GOWA, iNews.id - Kabar sejumlah pejabat Pemerintah Kabupaten (Pemkab) Gowa dinonjobkan membuat lingkungan birokrasi daerah menjadi sorotan. Menanggapi kabar tersebut, Bupati Gowa Sitti Husniah Talenrang akhirnya angkat bicara dan mengungkap fakta sebenarnya.
Husniah menegaskan informasi yang beredar tidak sepenuhnya benar. Menurutnya, dia tidak melakukan pencopotan jabatan atau nonjob terhadap pejabat di lingkungan Pemkab Gowa, melainkan menonaktifan sebagai bagian dari penataan pemerintahan.
"Saya rasa ini bukan kisruh, tapi hal yang lazim bagi pemerintah daerah untuk menata pemerintahannya menjadi lebih baik selaku kepala daerah," kata Husniah dikutip dari iNews Celebes, Sabtu (22/8/2026).
Bupati Gowa menjelaskan, langkah penonaktifan sejumlah pejabat organisasi perangkat daerah (OPD) dilakukan untuk penyegaran birokrasi. Dia menyebut kebijakan tersebut merupakan kewenangan kepala daerah dalam mengatur jalannya pemerintahan agar lebih efektif dan tertib.
"Saya melakukan itu karena penyegaran, agar pemerintah ini berjalan dengan tertib sesuai dengan harapan kita bersama," ujarnya.
Menurut Husniah, perubahan dalam struktur pemerintahan merupakan hal yang wajar dilakukan demi meningkatkan kinerja aparatur dan pelayanan kepada masyarakat.
Dia juga meminta agar isu internal yang terjadi di lingkungan ASN Pemkab Gowa tidak mengganggu pelayanan publik.
"Terkhusus pada pelayanan masyarakat itu, jangan pernah diganggu atau terganggu oleh hal-hal yang terjadi di internal ASN di Kabupaten Gowa," ucapnya.
Meski membantah adanya pejabat yang dinonjobkan, Husniah mengakui memang ada sejumlah pejabat SKPD yang dinonaktifkan. Dia kembali menegaskan bahwa istilah nonjob yang beredar tidak tepat karena keputusan yang diambil adalah penonaktifan.
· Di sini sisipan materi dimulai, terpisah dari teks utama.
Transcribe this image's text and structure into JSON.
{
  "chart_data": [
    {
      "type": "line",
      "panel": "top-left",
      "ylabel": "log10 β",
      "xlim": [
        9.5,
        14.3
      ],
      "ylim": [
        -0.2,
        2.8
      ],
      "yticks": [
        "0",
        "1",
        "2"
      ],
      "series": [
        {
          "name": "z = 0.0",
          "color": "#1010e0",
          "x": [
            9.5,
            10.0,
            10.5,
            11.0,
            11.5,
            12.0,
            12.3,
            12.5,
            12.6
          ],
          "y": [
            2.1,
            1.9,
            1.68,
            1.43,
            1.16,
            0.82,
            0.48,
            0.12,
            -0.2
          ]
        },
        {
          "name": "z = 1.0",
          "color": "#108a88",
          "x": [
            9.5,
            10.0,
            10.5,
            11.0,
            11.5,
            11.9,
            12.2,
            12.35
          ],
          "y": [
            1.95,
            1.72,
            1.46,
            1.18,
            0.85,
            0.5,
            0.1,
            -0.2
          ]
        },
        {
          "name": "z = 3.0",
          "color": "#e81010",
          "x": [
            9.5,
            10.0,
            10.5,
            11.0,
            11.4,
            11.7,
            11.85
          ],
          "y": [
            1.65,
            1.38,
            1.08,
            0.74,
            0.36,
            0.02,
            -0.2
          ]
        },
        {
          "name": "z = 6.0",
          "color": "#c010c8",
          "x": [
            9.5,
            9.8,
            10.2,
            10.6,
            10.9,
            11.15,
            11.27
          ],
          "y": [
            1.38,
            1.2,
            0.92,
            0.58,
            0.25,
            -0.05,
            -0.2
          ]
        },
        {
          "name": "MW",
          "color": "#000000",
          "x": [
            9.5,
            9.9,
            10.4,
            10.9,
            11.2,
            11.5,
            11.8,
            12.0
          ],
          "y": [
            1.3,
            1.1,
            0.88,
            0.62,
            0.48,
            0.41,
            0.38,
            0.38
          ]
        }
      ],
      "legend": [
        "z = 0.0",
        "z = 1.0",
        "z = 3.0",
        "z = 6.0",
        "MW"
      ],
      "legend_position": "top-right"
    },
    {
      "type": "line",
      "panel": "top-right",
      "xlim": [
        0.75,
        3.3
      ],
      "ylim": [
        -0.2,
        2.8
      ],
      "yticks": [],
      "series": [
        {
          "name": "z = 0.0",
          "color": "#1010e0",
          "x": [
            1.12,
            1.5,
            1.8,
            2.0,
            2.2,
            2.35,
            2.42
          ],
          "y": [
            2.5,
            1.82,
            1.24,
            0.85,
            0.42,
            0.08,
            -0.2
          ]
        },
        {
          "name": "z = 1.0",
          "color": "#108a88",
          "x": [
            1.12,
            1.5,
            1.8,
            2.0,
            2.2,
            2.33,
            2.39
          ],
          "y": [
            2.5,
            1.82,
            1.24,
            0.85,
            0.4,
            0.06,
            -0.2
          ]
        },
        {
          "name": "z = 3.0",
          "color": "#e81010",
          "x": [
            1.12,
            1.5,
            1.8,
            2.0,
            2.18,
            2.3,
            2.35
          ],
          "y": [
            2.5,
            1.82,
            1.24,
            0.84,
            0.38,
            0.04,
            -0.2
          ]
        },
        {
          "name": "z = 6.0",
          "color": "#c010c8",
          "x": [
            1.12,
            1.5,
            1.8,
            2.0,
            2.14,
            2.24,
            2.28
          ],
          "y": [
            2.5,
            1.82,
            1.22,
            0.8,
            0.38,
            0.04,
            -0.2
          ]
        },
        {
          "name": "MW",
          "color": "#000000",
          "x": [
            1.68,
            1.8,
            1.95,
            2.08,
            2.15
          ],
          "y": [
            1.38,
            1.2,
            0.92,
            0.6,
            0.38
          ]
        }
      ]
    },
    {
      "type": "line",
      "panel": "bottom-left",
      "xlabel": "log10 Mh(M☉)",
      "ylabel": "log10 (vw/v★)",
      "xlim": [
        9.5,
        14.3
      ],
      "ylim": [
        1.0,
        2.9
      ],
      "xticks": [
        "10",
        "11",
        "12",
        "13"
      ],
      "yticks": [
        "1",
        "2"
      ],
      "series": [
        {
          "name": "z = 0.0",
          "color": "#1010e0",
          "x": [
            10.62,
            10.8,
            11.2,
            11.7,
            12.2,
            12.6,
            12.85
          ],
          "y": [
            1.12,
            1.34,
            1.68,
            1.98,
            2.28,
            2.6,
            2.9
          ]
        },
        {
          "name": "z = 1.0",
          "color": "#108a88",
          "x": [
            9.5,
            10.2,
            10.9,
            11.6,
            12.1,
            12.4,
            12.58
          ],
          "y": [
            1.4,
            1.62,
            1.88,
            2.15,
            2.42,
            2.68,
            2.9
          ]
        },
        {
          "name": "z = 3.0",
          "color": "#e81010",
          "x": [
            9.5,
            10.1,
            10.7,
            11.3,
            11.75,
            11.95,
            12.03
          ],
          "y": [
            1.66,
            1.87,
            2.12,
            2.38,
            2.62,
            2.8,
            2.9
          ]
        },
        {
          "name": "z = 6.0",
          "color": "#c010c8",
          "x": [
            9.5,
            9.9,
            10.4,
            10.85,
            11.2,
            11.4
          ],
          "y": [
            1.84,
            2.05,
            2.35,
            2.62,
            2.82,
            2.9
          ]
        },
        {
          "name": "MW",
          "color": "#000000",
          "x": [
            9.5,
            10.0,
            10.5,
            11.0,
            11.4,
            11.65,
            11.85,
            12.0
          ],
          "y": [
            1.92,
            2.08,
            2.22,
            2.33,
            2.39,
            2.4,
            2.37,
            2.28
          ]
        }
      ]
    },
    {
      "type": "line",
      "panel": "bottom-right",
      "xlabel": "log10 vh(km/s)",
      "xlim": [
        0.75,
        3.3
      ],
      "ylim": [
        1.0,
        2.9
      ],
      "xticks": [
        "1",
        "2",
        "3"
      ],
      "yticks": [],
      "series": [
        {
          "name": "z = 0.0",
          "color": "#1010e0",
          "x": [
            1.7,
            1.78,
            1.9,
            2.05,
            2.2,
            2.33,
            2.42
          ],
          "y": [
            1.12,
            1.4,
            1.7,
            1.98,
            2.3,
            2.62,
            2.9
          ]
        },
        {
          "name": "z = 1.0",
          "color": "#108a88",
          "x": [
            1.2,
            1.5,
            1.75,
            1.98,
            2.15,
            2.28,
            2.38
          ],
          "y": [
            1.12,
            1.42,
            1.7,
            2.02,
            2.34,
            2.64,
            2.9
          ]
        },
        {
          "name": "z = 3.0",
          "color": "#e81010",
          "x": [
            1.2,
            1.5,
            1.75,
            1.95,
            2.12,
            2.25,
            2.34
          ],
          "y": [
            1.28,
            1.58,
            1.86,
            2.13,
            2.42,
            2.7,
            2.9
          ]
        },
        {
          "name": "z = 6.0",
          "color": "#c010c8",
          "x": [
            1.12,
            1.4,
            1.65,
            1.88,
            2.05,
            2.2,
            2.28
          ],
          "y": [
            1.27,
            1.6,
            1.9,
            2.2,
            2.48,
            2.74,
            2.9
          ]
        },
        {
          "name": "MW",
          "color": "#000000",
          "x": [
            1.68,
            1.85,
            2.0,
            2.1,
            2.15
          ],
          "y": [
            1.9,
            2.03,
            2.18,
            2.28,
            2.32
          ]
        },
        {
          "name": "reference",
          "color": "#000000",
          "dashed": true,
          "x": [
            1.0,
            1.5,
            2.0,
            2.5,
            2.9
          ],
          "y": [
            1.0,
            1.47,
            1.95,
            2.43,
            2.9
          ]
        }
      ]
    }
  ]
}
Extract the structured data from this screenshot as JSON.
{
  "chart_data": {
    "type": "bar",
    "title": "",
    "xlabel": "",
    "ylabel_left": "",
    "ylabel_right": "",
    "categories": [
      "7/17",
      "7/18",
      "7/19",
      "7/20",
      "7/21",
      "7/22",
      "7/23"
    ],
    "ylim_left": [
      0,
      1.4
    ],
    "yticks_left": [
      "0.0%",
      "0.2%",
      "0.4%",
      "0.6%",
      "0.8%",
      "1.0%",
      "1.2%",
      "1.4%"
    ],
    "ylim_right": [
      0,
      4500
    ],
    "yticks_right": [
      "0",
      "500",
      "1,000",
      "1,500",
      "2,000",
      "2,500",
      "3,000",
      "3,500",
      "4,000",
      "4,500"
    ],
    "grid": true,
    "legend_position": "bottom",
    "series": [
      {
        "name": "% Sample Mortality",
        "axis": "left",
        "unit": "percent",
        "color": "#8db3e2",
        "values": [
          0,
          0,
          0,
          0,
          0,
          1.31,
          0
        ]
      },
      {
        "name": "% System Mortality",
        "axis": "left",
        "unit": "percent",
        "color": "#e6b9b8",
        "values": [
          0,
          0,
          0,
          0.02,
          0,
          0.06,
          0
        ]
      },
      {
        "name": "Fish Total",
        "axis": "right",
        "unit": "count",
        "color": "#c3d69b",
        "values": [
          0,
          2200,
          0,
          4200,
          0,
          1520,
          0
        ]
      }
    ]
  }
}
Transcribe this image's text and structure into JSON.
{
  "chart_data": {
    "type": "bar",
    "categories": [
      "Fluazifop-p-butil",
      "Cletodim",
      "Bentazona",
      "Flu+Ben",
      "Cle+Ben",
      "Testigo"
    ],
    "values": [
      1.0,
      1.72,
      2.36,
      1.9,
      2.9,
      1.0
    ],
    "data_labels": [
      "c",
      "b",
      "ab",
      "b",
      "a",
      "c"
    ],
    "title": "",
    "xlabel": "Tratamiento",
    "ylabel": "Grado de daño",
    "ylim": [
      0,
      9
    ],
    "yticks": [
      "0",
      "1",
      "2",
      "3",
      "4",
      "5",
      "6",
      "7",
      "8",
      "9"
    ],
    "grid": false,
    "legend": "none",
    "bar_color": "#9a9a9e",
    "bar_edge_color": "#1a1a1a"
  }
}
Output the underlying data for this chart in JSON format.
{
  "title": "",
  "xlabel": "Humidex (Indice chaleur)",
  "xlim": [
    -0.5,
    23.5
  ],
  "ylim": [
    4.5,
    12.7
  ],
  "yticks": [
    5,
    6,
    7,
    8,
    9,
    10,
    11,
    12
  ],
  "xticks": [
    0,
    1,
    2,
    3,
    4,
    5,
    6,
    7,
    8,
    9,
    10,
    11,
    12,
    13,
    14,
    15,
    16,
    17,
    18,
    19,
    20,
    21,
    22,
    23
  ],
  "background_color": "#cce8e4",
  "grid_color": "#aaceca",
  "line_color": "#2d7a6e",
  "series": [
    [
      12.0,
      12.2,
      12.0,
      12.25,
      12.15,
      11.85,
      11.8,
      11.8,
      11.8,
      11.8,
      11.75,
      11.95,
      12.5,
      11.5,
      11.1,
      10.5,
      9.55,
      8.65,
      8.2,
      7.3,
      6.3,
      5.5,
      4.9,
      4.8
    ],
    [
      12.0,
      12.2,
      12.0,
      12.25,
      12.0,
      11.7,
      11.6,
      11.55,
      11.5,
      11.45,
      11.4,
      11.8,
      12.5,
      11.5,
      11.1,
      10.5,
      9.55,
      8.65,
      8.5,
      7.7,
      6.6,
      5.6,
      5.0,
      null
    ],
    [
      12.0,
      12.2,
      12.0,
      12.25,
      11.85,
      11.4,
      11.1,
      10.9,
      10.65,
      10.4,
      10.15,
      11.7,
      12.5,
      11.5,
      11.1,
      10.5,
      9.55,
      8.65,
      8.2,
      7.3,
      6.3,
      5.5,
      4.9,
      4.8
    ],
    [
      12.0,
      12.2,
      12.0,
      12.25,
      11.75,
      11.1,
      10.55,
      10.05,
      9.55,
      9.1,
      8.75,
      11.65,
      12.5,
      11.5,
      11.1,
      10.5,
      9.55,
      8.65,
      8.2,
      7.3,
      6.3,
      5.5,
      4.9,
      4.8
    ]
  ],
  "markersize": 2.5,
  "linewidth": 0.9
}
"Tadi saya melakukan bukan nonjob ya, kami tidak melakukan nonjob. Berita di luar itu simpang siur, salah sekali. Saya melakukan penonaktifan terhadap beberapa pejabat SKPD, tentu ini bagian dari tugas saya," ujarnya.
Namun, Husniah belum membeberkan secara rinci jumlah pejabat yang terdampak kebijakan tersebut.
"Terkait total SKPD yang dinonaktifkan nanti kita hitung sendiri," kata Husniah.
Selain jumlah pejabat, alasan spesifik di balik penonaktifan tersebut juga belum dijelaskan lebih jauh oleh Bupati Gowa.
Di tengah kabar penonaktifan pejabat Pemkab Gowa, Husniah memastikan roda pemerintahan tetap berjalan seperti biasa. Dia meminta seluruh aparatur sipil negara (ASN) tetap fokus menjalankan tugas dan memberikan pelayanan terbaik kepada masyarakat.
Sebelumnya, informasi mengenai sejumlah pejabat Pemkab Gowa yang disebut akan dinonjobkan beredar dan menimbulkan perhatian publik.
Namun, Bupati Gowa memastikan langkah tersebut merupakan bagian dari proses penataan dan penyegaran birokrasi, bukan bentuk pencopotan jabatan seperti yang ramai diberitakan.